Medaglia di bronzo: a Kevin Piscopo, che si sacrifica senza rinunciare alla qualità.Dopo l’espulsione di Candellone è lui il destinatario dei compiti di ripiegamento, assolti con attenzione e tenuta fisica.

Entra ancora una volta nell’azione del gol stabiese, premiandola corsa di Floriani Mussolini.

CONTROPODIO

Medaglia d’oro: a Leonardo Candellone, sfortunato protagonista del cartellino rosso ma anche ingenuo.Chiara la trattenuta subita dal 27 della Juve Stabia, tra l’altro sanzionata dal direttore di gara, ma non forse così violenta da non consentire all’attaccante di non alzare il piede sullo stinco dell’avversario.

Ci viene comunque da evidenziare una cosa: perchè il direttore di gara aspetta la terza trattenuta nella stessa azione prima di fischiare il fallo sull’attaccante gialloblù?Optare per un cartellino di altro colore sarebbe stata la scelta secondo noi più obiettiva.

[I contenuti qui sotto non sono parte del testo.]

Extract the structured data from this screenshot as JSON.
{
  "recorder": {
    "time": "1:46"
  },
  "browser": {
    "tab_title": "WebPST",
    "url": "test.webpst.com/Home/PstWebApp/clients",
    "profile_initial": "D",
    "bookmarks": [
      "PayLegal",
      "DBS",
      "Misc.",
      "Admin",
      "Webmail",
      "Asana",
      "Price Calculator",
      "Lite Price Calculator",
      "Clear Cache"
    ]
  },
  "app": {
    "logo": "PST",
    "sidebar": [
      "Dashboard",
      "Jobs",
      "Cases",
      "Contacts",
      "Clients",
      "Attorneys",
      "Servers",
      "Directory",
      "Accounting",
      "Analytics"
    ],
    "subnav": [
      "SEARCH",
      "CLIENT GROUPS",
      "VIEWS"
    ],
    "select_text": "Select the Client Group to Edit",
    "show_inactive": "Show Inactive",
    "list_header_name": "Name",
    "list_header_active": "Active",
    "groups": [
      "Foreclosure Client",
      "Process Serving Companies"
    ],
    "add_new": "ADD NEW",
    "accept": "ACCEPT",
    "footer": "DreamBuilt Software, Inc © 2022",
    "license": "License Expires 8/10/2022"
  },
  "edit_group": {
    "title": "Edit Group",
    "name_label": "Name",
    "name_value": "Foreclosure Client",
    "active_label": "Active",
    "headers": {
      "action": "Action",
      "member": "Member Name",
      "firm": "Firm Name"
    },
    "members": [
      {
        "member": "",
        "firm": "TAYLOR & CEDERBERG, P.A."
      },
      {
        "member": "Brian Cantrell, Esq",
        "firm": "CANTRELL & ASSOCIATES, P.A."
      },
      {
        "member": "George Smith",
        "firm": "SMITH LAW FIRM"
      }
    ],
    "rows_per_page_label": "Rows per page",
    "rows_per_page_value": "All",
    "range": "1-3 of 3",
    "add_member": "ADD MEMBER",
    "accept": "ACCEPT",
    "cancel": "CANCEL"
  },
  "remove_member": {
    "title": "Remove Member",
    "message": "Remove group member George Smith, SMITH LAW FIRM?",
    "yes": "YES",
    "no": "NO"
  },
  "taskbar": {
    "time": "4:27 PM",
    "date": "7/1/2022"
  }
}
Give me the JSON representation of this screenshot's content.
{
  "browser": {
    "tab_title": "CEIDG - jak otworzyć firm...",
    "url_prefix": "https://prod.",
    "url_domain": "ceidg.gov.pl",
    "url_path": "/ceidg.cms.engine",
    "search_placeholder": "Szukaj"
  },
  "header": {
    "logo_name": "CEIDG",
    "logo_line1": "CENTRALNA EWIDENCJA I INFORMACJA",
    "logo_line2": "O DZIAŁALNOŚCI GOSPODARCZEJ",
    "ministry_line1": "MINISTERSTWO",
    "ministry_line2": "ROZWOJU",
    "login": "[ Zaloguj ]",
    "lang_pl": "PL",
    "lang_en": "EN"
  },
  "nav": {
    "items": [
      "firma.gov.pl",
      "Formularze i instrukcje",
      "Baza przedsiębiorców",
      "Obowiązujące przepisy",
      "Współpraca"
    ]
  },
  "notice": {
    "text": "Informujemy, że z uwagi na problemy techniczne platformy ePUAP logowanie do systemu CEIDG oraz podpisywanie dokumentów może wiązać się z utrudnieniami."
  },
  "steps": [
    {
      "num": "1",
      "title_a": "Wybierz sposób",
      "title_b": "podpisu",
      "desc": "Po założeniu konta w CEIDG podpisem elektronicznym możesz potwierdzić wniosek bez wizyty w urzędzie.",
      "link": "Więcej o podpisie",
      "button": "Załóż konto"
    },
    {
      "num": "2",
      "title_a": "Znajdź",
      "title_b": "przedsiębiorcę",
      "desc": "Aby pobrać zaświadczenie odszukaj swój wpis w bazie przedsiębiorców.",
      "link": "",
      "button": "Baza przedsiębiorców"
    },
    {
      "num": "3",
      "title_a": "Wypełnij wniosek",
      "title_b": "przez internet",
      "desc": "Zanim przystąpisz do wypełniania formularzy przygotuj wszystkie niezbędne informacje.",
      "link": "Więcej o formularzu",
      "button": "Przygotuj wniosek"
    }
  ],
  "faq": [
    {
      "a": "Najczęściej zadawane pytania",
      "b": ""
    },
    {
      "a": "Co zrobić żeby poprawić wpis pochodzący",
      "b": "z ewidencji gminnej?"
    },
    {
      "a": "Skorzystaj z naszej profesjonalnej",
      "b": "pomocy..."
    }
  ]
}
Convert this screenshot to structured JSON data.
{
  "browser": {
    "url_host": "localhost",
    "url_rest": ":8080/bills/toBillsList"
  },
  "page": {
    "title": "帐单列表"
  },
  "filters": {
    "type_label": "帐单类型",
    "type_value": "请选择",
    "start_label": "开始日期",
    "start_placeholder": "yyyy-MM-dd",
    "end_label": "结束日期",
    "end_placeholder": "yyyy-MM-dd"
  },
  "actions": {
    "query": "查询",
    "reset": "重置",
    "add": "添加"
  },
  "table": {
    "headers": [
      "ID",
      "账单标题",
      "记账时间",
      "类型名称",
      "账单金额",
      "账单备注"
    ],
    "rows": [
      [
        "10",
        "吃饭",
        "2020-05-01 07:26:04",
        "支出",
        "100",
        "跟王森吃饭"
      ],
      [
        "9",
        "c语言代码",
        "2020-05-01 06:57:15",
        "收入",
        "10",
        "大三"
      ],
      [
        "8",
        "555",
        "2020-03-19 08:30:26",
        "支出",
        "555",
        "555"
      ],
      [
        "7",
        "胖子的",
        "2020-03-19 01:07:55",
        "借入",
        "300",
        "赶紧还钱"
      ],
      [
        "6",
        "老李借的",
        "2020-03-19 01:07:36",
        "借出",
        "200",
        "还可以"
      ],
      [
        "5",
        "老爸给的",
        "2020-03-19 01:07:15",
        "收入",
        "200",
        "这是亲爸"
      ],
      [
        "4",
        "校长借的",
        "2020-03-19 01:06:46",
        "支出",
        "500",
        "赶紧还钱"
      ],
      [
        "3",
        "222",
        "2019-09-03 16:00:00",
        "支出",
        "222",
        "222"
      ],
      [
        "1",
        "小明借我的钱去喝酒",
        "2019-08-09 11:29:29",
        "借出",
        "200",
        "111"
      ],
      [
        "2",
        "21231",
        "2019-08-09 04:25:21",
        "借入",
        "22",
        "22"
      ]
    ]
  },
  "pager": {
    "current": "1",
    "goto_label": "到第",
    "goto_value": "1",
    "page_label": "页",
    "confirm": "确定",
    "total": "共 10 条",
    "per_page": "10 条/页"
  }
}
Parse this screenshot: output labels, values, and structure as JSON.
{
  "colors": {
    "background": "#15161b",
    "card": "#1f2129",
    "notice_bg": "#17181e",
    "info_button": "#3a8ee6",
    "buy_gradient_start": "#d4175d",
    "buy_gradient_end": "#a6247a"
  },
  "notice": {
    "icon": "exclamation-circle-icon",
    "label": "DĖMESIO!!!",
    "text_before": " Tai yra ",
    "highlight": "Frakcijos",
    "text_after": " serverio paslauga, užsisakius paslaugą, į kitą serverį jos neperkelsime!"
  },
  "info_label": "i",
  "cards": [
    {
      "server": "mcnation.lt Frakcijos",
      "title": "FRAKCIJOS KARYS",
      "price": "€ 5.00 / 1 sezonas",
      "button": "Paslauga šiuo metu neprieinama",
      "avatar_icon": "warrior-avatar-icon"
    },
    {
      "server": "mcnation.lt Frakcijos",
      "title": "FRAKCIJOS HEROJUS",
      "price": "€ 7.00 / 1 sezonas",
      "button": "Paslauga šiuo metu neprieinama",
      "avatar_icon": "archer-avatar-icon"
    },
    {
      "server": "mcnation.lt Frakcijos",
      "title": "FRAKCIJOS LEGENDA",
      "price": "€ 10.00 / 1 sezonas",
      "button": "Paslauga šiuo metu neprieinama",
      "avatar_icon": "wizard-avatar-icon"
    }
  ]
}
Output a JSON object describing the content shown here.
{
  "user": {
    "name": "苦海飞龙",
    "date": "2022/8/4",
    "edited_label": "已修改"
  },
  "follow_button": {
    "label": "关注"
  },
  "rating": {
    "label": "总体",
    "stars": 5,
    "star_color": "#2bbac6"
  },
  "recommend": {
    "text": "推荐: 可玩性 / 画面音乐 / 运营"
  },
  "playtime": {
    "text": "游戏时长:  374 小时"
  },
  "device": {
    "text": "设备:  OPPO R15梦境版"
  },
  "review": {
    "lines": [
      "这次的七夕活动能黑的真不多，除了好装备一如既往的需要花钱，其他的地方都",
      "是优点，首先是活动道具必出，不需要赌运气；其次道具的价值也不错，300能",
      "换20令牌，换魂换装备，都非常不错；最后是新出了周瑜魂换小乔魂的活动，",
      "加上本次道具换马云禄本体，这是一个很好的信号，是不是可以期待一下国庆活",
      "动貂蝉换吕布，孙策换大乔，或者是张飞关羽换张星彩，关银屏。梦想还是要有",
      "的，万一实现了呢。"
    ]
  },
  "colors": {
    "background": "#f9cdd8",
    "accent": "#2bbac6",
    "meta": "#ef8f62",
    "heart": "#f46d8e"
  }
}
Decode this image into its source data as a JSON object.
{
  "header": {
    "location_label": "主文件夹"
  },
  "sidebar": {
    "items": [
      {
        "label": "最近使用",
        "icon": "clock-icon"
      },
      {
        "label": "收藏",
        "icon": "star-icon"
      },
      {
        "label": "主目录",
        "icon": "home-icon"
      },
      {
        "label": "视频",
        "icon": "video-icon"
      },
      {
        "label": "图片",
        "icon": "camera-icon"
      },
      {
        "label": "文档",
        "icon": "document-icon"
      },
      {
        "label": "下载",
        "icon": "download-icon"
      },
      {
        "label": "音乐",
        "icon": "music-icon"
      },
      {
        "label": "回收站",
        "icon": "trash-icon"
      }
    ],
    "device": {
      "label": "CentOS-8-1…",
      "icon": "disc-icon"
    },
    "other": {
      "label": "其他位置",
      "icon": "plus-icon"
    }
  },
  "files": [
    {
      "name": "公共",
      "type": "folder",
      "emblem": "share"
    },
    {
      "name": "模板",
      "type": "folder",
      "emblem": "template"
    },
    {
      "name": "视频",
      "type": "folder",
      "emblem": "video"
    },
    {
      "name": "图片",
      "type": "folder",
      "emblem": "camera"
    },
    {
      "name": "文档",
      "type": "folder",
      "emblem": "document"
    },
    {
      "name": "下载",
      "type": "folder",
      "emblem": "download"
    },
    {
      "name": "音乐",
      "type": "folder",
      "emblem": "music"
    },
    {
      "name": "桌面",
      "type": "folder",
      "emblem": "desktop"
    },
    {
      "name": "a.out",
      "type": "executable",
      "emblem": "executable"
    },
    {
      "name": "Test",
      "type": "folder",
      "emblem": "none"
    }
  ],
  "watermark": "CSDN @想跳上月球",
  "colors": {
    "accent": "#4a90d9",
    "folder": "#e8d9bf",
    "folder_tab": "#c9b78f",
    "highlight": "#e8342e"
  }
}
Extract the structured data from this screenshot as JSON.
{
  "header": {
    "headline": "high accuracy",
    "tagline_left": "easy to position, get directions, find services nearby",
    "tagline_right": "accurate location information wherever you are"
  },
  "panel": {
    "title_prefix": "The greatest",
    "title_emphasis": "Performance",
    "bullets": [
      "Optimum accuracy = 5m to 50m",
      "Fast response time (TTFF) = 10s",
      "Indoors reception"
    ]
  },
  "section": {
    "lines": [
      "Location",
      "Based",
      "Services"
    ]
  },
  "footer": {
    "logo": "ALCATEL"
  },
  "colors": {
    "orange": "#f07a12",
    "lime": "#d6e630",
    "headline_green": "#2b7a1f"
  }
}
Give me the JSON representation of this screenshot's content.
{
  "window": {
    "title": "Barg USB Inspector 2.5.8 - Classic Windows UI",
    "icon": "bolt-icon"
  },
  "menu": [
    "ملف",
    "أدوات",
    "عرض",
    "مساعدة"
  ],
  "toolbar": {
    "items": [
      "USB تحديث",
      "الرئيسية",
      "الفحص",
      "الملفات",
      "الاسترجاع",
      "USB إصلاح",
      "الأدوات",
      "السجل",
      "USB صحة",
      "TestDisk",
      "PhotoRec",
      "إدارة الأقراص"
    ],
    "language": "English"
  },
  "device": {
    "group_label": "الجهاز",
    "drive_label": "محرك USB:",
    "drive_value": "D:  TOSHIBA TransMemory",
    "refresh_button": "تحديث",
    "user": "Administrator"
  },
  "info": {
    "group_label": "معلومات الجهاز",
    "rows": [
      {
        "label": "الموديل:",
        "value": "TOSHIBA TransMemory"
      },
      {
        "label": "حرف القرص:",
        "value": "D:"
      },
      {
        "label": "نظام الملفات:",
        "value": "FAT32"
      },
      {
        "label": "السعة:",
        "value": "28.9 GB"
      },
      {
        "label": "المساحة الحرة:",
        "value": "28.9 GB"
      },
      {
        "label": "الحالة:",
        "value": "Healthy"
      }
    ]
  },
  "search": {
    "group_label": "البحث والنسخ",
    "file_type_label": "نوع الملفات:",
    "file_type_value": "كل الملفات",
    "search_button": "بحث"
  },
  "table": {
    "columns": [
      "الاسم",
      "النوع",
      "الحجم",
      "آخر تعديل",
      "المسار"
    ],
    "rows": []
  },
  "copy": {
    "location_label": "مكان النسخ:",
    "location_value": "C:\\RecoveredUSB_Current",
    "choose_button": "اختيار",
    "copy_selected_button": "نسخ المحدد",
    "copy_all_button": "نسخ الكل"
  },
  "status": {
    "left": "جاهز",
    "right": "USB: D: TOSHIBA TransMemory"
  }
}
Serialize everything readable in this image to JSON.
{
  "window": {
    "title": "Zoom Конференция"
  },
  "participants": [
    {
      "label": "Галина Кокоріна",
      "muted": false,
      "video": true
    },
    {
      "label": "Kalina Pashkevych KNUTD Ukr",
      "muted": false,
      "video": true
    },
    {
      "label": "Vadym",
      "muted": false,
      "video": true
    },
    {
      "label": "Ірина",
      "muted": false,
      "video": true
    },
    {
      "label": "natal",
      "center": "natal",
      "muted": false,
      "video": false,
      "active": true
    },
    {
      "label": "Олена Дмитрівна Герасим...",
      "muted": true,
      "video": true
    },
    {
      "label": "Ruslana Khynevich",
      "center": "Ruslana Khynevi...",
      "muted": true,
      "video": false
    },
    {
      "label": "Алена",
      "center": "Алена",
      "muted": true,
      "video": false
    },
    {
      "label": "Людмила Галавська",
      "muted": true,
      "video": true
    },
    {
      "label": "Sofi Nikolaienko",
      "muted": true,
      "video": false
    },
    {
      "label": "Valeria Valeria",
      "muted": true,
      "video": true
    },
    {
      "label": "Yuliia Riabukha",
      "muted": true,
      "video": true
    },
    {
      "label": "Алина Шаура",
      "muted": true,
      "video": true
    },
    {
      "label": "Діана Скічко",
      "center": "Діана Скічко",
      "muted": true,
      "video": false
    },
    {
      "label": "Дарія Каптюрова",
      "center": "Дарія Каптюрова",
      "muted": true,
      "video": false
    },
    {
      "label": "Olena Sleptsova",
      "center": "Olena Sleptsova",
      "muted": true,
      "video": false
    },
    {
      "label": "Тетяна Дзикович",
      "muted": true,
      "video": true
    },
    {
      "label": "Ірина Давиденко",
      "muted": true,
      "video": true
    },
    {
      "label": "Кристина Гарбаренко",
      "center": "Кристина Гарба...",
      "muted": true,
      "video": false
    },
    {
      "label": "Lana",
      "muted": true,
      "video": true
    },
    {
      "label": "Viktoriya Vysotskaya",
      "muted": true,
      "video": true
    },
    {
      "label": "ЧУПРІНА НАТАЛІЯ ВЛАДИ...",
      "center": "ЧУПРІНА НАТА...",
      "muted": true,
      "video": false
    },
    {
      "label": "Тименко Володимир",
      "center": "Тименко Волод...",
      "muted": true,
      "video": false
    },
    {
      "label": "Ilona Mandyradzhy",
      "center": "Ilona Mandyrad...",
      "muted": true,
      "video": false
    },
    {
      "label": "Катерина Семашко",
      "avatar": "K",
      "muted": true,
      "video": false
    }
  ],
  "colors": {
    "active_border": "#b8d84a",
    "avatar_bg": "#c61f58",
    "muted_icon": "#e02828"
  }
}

Medaglia d’argento: a Demba Thiam, non per il gol fantasma ma per l’indecisione che ha contraddistinto la sua gara.

Da brividi l’uscita spericolata con cui nella ripresa si lancia sulla linea del fallo laterale, con l’avversario pisano ad approfittarne per propiziare il vantaggio poi annullato giustamente.Episodio valutato comunque sui centimetri, come il 2-1, ma che gira bene alla Juve Stabia.

Proprio sulla rete del sorpasso il portierone si lascia sfuggire il cross che arriva dalla sinistra, innescando il prosieguo dell’azione che sorriderà poi al Pisa.

Medaglia di bronzo: a Danilo Quaranta, ingenuo al pari di Candellone.Il contatto con Piccinini è minimo e il toscano non aspetta altro per cadere ma si vedono le mani del difensore stabiese appoggiarsi per un attimo sulle spalle del rivale.

Con un diverso metro di giudizio, quello maggiormente utilizzato su tutti i campi, l’azione sarebbe proseguita, non a Pisa.Capire il modo di fare del direttore di gara e adeguarsi subito deve essere prerogativa dei più esperti soprattutto perchè era chiara la direzione di Aureliano in favore dei padroni di casa.